Local activists headed north for largest climate-change protest in history

Ahmer Inam felt like being a part of something. The 39-year-old packed his bags and headed from Charlotte to New York City before the third weekend of September to participate in the People's Climate March, the largest single stance against climate change in history. For about seven hours, environmentalists, Hollywood actors, political leaders and performance artists marched through Manhattan to call for global action against climate change. The effects were almost instantaneous. The day of the march — Sunday, Sept. 21 — the Rockefeller family's charitable arm announced it would join about 49 foundations in divesting from 200 major oil and gas companies, according to New York Times.

Days after he returned, Inam talked to CL about why he went, who else was there and how Moral Mondays even made an appearance. The following has been edited for brevity and clarity.

Creative Loafing: Why did you decide to participate in this year's march?

Inam: I knew this was going to be the biggest and largest mobilization that has ever happened on climate-change issues.
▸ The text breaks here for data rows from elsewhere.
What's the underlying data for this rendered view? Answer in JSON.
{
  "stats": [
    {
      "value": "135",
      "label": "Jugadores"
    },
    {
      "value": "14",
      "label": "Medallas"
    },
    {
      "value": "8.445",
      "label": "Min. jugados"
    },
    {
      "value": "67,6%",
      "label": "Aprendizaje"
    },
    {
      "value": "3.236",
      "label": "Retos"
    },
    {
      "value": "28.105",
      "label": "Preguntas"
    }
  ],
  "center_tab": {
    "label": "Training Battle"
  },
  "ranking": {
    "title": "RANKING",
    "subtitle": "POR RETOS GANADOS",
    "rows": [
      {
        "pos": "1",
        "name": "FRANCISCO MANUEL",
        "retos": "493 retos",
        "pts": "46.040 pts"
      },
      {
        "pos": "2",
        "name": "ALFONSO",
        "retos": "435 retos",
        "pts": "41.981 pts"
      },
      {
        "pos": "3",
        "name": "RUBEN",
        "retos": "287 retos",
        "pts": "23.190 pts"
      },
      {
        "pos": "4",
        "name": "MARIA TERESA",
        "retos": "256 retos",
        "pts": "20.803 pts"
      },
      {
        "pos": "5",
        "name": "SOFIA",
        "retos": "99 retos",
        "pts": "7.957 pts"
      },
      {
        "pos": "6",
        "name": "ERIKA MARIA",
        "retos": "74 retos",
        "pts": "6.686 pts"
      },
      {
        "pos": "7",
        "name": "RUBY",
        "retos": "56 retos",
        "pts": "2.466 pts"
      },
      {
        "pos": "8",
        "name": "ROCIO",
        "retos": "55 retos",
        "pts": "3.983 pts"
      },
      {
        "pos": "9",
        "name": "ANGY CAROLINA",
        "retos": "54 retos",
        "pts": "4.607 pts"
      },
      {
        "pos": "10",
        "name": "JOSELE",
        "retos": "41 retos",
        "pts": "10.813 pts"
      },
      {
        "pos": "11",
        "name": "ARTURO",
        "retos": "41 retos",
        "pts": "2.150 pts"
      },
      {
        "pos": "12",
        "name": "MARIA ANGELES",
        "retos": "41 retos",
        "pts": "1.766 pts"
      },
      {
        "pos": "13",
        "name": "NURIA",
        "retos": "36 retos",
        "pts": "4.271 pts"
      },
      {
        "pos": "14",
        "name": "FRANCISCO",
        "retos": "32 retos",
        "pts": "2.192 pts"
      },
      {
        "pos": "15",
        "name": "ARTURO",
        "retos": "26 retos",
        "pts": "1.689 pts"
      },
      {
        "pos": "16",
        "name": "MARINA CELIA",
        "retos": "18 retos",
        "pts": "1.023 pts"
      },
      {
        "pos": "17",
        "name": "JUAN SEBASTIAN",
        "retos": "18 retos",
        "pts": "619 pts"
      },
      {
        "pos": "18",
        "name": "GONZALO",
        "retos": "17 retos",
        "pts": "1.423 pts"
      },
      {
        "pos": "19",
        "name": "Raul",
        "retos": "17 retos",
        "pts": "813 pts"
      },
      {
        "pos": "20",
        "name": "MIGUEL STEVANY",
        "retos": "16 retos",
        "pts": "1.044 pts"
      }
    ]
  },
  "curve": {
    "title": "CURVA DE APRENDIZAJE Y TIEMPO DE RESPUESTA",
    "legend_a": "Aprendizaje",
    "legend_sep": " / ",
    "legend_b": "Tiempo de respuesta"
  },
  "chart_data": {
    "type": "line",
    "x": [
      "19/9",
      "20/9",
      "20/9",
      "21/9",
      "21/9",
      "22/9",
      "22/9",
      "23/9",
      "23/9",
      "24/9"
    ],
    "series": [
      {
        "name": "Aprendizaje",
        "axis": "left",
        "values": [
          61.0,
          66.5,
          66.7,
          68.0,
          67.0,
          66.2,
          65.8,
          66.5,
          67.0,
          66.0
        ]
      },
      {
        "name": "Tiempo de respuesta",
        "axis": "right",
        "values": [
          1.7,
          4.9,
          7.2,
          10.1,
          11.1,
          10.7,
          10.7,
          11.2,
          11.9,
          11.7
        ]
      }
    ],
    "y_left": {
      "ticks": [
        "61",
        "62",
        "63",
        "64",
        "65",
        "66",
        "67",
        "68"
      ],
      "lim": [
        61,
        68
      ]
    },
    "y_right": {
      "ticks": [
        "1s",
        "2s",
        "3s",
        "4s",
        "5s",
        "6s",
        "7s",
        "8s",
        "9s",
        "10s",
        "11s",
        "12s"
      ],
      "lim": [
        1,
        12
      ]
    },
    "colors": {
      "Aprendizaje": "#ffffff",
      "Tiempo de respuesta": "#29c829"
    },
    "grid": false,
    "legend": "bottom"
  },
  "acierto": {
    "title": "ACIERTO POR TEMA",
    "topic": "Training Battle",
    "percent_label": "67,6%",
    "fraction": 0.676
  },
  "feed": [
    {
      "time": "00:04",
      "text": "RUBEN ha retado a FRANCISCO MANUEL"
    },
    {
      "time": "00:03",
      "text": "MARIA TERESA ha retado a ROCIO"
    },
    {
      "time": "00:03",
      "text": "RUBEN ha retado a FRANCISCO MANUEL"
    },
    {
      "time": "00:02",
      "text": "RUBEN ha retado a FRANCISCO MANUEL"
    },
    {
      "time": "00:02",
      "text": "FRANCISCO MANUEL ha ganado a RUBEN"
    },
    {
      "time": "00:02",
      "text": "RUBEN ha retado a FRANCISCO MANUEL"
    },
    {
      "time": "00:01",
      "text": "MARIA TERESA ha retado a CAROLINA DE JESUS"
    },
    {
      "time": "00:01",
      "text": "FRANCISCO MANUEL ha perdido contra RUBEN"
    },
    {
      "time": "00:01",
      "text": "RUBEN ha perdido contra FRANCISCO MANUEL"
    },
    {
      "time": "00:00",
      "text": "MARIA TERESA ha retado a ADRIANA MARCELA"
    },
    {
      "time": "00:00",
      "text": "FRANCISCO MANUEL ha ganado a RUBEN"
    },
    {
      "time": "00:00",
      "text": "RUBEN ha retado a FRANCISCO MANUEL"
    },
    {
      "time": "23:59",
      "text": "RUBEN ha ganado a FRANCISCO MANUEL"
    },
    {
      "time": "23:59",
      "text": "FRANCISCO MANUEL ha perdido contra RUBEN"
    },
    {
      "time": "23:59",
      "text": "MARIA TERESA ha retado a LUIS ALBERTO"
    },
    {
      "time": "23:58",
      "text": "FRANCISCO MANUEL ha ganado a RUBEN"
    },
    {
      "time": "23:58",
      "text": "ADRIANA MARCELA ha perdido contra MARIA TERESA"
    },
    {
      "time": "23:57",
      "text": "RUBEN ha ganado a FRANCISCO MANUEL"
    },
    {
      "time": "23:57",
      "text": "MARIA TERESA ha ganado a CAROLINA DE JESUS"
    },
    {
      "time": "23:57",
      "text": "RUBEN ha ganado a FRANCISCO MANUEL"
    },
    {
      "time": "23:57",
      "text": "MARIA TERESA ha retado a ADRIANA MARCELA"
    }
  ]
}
I wanted to be a part of that. I'm especially passionate about clean water, and with clean water comes all the pollution that is leading to problems. Especially in North Carolina, where coal ash is an issue.
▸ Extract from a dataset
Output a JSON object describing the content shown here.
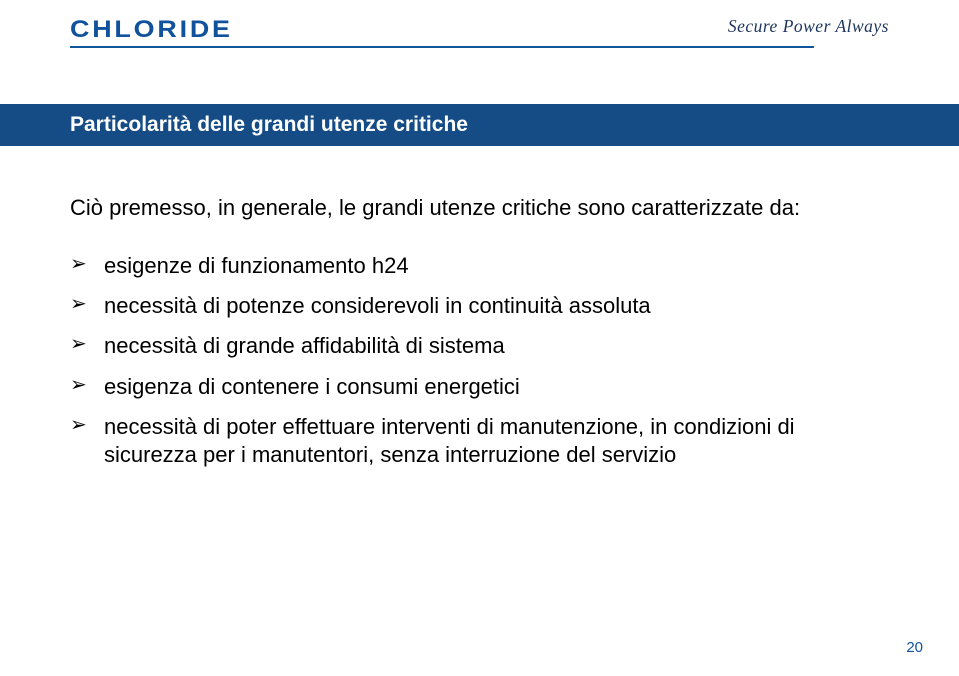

Tell us about your trip up.

I knew Greenpeace and the Sierra Club were taking buses, so I signed up to ride along. I collected donations -- snacks for the trip, etc. -- to do my part. We reached New York at about 7:30 Sunday morning. The people I met on the bus were total strangers, but we became friends. Some were from North Carolina and South Carolina, even Georgia. We shared stories about why we are passionate about environmental issues. Everyone had a story. It was good to learn everyone's perspectives. I'll continue to stay in touch with many through email.

What were your takeaways from the march itself?

I was struck by how diverse the crowd was, and not just ethnically or racially. There were so many religious groups, young people, people in the technology industry, celebrities. The international director of Greenpeace marched with us. There were African bands, Native Americans, folk musicians and performance artists. It wasn't just your typical environmentalists who showed up. The secretary-general of the U.N. even marched.

I know 300,000 people makes for a big group, but who was the message geared toward?

We tend to hear that people don't care about these issues, so I think this was done to prove to governments and global leaders that people do care and we will hold them accountable for their decisions.

About 150 people from Charlotte rode with you. Was the local contingency heard?

That was really interesting. Some of the chants were actually led by local activists. That was pretty awesome. I even recognized some of the chants from Moral Monday protests. North Carolinians were actually leading the march, in a way.